31

166 27 94
                                    

Sudah lebih dari 6 jam Rizal belum tau dimana rekannya berada. Kepalanya pusing, hatinya gelisah karena ia takut terlambat nantinya. Ia pun melanjutkan perjalanannya untuk mencari para temannya.

“Mana sih? Katanya bakalan ada tim baik dari kakek?” tanyanya yang mengingat pesan kakeknya sebelum berangkat.

“Ini juga mereka bertiga kemana sih?” tanya nya. Ia mulai putus asa mencari temannya.

Ia pun berpikir apa teman-temannya berada di rumah Prof. Adi.
Ia akhirnya berputar arah ke rumah Prof. Adi.



“Dian mana?” tanya Prof. Adi karena ia tidak melihat Dian di ruangan mana pun.

“Udah berangkat.” jawab istrinya—Prof. Endang yang sedang bermain ponsel sambil berbaring di atas kasur.

“Berangkat?!”

“Emang siapa yang ijinin dia berangkat kelas hari ini?” kesal Prof. Adi.

Prof. Endang merubah posisinya menjadi duduk.

“Aku.” jawabnya.

Prof. Adi menghembuskan napasnya kasar. Ia mengacak rambutnya prustasi.

“Apa sih mas? Lebay tau ga.”

“Masa anak mau les ga di bolehin?”

“Aturan tuh ya Tian yang harusnya kamu larang, dia ga jelas pergi kemana, main sama siapa. Mana nilai rapotnya merah semua, malu-malu in tau ga!”

Lagi-lagi Prof. Adi menghembuskan napasnya kasar. Kenapa istrinya ini sering kali menjelek-jelekkan anak laki-lakinya sendiri. Padahal  Tian anak kandungnya yang ia lahirkan kedunia.

“Ga usah bawa-bawa Tian, cepet suruh Dian pulang sekarang juga.” kesal Prof. Adi.

Prof. Endang tak mendengarkannya, ia langsung menutupi dirinya dengan selimut.

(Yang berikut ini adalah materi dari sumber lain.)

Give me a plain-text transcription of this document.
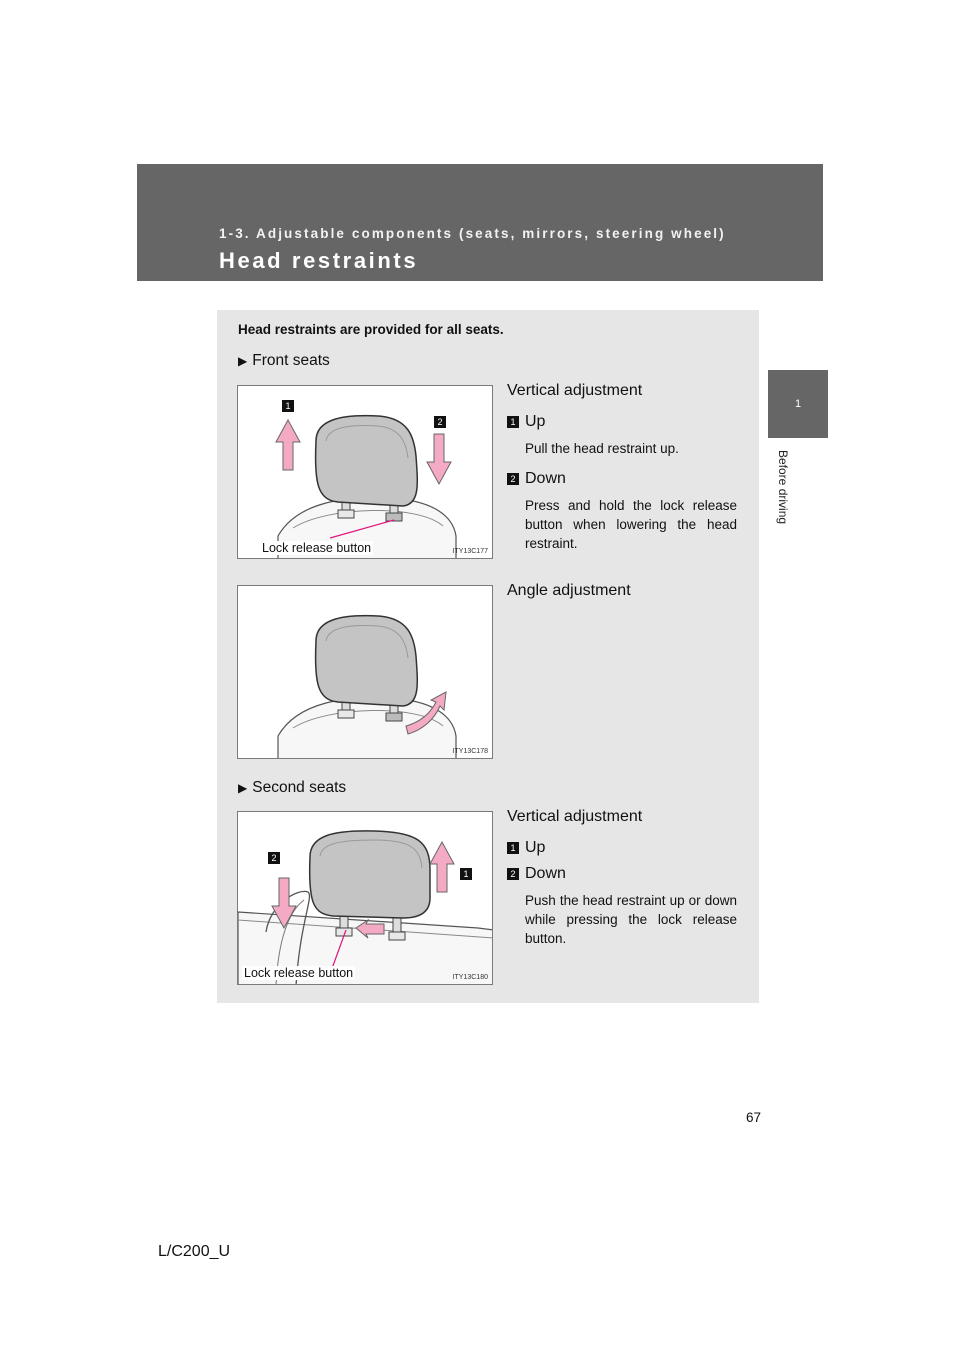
1-3. Adjustable components (seats, mirrors, steering wheel)
Head restraints
1
Before driving
Head restraints are provided for all seats.
▶ Front seats
1
2
Lock release button	ITY13C177
Vertical adjustment
1 Up

Pull the head restraint up.

2 Down

Press and hold the lock release button when lowering the head restraint.

ITY13C178
Angle adjustment
▶ Second seats
2
1
Lock release button	ITY13C180
Vertical adjustment
1 Up
2 Down

Push the head restraint up or down while pressing the lock release button.

67
L/C200_U
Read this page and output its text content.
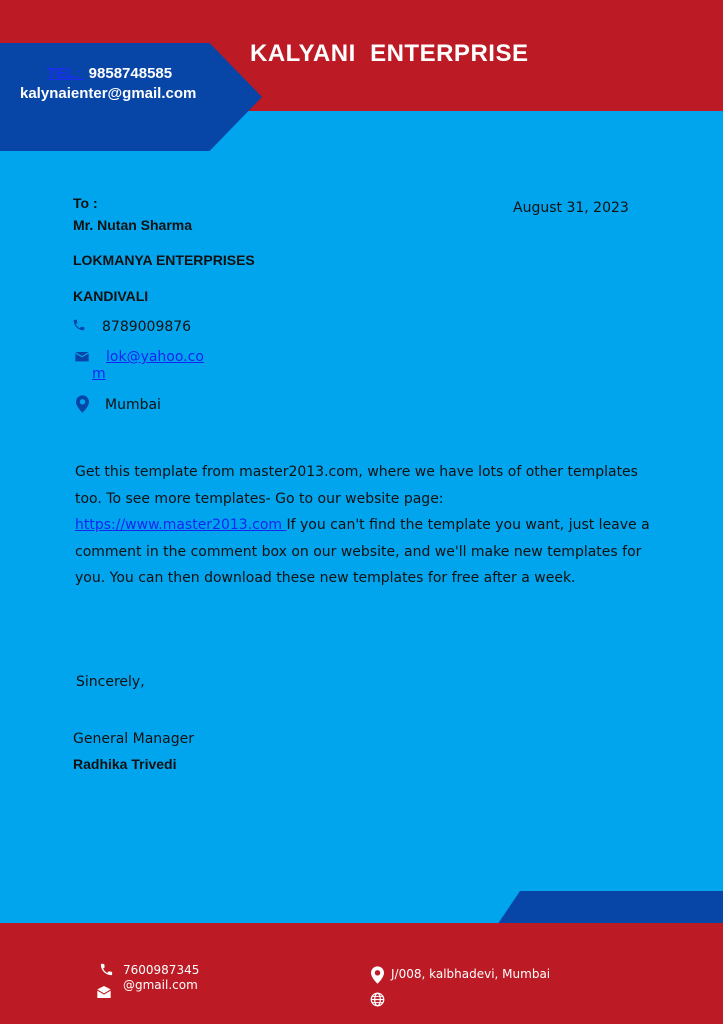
KALYANI  ENTERPRISE
TEL:  9858748585
kalynaienter@gmail.com
August 31, 2023
To :
Mr. Nutan Sharma
LOKMANYA ENTERPRISES
KANDIVALI
8789009876
lok@yahoo.co
m
Mumbai
Get this template from master2013.com, where we have lots of other templates too. To see more templates- Go to our website page: https://www.master2013.com If you can't find the template you want, just leave a comment in the comment box on our website, and we'll make new templates for you. You can then download these new templates for free after a week.
Sincerely,
General Manager
Radhika Trivedi
7600987345
@gmail.com
J/008, kalbhadevi, Mumbai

“Pantes dia pisah, orang istrinya ga bisa berubah.” ucapnya pelan menatap istrinya penuh kesal.

Prof. Endang membuka selimut.

“Siapa?!” matanya seperti elang.

“Dia bahkan bersuara tinggi di depan suaminya sendiri.” Prof. Adi tersenyum sumbang.

“Kamu mau pisah sama aku?!”

Ceklek!

Mereka berdua langsung melihat pintu yang terbuka. Nampak Tian dengan wajah takut.

“Apa?”

“Papa sama Mama jangan berantem lagi, Tian sedih dengernya.” ucap Tian yang berada di ambang pintu.

“Bukan urusan mu! Kau masih sangat kecil untuk ikut campur urusan kami.”

Prof. Adi menatap istrinya kesal. Ia mendekati Tian yang matanya sudah berkaca-kaca. Ia juga memeluk Tian.

“Pah, jangan berantem. Papa berantem karena Tian lagi ya?” tanya Tian di dalam dekapan Papanya.

“Papa ga berantem kok sayang, kok kamu pulang lagi? Ada apa, hm?”

“Mending nonton drama di ponsel daripada liatin drama kalian.”

“Yuk, ikut papa jemput ka Dian.” Prof. Adi menggandeng tangan Tian dan membawanya keluar dari kamar.

“Kemanjaan!”

“Gimana anak mau dewasa kalo dimanjain terus terusan.”





“Biar Tian aja pah yang jemput kakak.”

“Kamu katanya ada urusan? Urusan apa?”

“Cuma rapat OSIS, tapi udah selesai kok Pah.”